Being part of a team also gives kids the opportunity to see how their actions affect other people. If I missed a practice or didn't give my best effort during a game, the whole team would suffer. I couldn't just think about myself because I had a whole team counting on me to do my part. That was one thing that I loved: when you're on a team, you are a part of something bigger than yourself. It helps to teach kids to be aware of themselves and their actions.

Too many people are sore losers. I've seen many kids throw fits because they lose a game of some kind, which isn't a good display of sportsmanship. One of the best things a team can experience is losing a game or match. Not only does losing create a passion for working harder and doing better the next time, it also teaches players that no one can win every time. My coaches always showed us the importance of being a good sport no matter the outcome.
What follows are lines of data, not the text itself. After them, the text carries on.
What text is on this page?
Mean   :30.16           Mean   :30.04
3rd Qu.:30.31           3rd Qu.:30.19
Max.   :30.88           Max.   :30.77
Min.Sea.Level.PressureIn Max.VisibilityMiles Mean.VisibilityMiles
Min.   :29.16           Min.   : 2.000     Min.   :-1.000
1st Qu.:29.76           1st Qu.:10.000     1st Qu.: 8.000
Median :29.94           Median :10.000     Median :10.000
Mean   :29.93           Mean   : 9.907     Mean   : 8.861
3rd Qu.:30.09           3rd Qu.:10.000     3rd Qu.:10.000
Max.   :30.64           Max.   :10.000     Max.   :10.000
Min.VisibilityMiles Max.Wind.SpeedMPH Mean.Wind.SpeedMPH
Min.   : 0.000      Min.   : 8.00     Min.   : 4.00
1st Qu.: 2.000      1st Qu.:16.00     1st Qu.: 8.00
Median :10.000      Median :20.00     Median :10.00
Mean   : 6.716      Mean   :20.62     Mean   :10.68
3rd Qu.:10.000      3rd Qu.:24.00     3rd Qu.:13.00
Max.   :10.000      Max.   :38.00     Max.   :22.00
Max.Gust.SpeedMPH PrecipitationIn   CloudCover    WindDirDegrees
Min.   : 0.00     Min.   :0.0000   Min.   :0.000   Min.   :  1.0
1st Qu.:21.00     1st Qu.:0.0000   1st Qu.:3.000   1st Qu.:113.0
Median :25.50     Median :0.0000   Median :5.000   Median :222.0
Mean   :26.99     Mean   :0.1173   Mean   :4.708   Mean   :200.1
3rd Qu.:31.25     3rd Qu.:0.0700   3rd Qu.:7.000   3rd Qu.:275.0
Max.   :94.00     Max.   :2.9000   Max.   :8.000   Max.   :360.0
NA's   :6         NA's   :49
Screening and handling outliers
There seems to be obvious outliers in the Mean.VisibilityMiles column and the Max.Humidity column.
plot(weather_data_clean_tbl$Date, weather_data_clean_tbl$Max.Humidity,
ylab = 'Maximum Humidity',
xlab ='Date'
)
Being on a team is also a great way to make new friends. There is a certain level of trust that must be had between teammates, and that trust creates lasting friendships. Spending time working together and pushing each other to do better makes a sort of support system that is like a little family.

I miss being part of a team. Having a role in something bigger than myself, getting to make new friends, and learning how to work with others was a huge part of my childhood, and I'm so grateful for it. I am so glad that my parents pushed me to play on a team, and I would recommend it to anyone. With all of the things you learn from team sports, it is such a valuable extracurricular that can make a huge difference in so many areas of your life.